Current Research Project: The Story of Story in Early South Asia: Character and Genre across Hindu, Buddhist and Jain Narrative Traditions

University of Edinburgh; Cardiff University
AHRC Funded Project, 2013-2015

The Story of Story in Early South Asia: Character and Genre across Hindu, Buddhist and Jain Narrative Traditions

In this research project funded by the Arts and Humanities Research Council, Dr Naomi Appleton (University of Edinburgh) and Dr James Hegarty (Cardiff University) take up characters, lineages and genres that are shared across Hindu, Buddhist and Jain narrative traditions, and use these shared narrative elements to explore links between these religions in and around the first millennium CE. The research aims to explore the role of story in the shaping of religious ideology in early South Asia, showing how Hindus, Buddhists and Jains used story to present and contest their ideas of self and other, and past, present and future. It will also consider how certain generic characters, such as the king or the sage, suggest points of contact between these religions. The project runs from January 2013 to the end of 2015. More information can be found on their website.


Authorship, Originality and Innovation in Tibetan Scriptural Revelations: a Case Study from the Dudjom Corpus.

University of Oxford, Faculty of Oriental Studies
AHRC funded project, 2010-2014

Authorship, originality and innovation in Tibetan Scriptural Revelations: A case study from the Dudjom Corpus.

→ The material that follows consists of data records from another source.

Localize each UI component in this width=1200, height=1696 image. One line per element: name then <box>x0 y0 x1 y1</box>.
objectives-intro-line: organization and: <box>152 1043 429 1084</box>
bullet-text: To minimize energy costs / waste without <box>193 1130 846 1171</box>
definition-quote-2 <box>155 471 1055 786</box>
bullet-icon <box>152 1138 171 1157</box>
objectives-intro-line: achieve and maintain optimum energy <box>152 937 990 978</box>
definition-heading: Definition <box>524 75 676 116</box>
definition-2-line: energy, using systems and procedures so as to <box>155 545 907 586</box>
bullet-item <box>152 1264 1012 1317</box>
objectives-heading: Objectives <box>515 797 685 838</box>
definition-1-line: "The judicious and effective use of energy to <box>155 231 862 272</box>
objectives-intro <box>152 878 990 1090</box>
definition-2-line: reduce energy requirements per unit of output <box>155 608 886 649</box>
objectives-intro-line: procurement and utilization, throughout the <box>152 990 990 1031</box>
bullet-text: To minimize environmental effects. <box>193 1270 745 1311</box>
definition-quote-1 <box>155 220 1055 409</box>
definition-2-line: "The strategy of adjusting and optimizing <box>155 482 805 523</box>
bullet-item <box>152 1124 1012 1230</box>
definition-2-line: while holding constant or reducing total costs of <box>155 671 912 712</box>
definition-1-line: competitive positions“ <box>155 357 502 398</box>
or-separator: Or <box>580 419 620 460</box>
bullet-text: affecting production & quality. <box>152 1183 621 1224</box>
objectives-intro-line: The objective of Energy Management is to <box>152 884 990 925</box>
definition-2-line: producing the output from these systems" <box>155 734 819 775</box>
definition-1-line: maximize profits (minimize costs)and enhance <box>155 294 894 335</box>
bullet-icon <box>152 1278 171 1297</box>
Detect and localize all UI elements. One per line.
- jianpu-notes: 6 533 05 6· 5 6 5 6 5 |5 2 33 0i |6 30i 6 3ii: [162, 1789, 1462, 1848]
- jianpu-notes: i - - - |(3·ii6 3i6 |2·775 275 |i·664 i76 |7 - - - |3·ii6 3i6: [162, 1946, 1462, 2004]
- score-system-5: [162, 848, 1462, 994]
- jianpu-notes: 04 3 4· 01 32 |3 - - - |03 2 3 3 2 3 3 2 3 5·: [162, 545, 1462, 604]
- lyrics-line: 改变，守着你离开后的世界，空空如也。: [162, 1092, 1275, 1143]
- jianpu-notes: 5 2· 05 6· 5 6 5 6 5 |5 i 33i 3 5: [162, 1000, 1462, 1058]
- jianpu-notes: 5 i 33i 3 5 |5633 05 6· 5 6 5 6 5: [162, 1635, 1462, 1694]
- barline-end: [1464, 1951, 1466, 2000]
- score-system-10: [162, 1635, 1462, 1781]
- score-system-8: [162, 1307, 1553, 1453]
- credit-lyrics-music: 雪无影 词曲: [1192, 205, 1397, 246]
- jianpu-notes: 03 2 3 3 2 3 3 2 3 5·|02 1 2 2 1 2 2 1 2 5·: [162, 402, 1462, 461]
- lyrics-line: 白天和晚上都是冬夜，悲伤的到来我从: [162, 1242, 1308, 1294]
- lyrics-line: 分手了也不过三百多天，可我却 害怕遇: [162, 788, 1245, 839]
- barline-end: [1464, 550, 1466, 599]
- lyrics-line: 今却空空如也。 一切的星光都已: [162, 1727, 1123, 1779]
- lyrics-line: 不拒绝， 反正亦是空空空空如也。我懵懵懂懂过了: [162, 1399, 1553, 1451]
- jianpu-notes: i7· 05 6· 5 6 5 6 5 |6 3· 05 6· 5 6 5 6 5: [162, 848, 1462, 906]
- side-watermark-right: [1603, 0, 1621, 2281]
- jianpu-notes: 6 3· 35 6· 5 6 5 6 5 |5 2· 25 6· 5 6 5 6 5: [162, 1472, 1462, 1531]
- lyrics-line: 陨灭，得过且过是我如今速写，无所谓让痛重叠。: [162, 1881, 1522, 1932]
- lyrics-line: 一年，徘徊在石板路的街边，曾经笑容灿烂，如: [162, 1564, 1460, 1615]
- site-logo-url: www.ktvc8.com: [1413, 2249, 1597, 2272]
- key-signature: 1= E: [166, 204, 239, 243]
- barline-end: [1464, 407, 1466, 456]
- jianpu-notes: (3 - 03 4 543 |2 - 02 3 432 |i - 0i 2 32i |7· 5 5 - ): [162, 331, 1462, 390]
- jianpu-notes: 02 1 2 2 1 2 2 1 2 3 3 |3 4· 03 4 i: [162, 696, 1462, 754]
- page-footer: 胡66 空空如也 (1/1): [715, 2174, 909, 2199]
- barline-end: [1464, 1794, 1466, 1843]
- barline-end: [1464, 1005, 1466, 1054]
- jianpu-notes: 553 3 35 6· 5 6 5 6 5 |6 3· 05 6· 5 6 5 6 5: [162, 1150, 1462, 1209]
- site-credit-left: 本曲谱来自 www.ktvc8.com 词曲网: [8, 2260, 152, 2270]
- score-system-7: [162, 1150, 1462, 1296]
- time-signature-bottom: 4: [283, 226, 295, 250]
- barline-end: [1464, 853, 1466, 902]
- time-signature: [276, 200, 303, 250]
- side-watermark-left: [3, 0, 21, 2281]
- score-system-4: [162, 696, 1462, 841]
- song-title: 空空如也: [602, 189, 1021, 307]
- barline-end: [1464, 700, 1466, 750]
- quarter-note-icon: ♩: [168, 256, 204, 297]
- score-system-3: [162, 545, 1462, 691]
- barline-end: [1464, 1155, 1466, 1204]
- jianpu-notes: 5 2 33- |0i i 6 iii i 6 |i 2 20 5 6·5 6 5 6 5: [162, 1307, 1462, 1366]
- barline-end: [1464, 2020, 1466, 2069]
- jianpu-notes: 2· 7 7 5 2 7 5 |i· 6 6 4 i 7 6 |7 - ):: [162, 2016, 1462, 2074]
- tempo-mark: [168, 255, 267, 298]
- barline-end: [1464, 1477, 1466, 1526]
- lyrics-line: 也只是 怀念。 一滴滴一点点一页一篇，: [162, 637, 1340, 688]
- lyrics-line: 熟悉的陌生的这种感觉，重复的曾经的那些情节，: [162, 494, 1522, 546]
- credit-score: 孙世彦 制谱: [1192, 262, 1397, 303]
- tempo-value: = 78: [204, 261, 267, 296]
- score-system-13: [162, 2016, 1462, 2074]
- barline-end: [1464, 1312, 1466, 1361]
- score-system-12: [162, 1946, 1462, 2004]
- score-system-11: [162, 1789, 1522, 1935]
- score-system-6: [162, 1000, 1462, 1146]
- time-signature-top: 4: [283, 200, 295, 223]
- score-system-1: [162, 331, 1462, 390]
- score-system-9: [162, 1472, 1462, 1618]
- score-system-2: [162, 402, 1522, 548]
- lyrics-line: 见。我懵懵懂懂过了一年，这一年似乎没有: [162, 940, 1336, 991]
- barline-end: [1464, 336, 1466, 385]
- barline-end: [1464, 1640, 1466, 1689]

This project explores the complex, multilateral processes involved in the initial production and subsequent literary expansion of revealed Tibetan Buddhist scriptures, processes which can extend over several generations.

Typically, each distinct revelatory tradition is associated with a specific charismatic lama, a prophesied and destined being who is considered to recall particular scriptural teachings from a previous existence, when he (or more rarely, she) received it directly, face to face with an enlightened being. Nevertheless such revealed texts often incorporate much already familiar textual material, and can also become enlarged over time, as later scholarly and visionary lamas contribute to them. In some cases, later lamas are recognised as rebirths of the earlier revealer, so that their re-working of the revelation may be seen as a religious duty.

Our research is based on a case study of lamas from the extensive and still vibrant Dudjom revelatory tradition, from which a number of rather different patterns are emerging. Modifications may in some cases represent an attempt to universalise a single specific revelation, combining it with liturgical practices and also other texts which are currently more widely known. Elsewhere, a later addition may derive from a revelation of an earlier generation or period, which is thereby re-introduced into the current tradition.

It is clear that these complex, rules-bound, communal methods of on-going scriptural revelation bear significant resemblance to methods once more widely found in Mahāyāna cultures. We are exploring the range of patterns in evidence, and asking what they indicate about Tibetan understandings of on-going scriptural composition.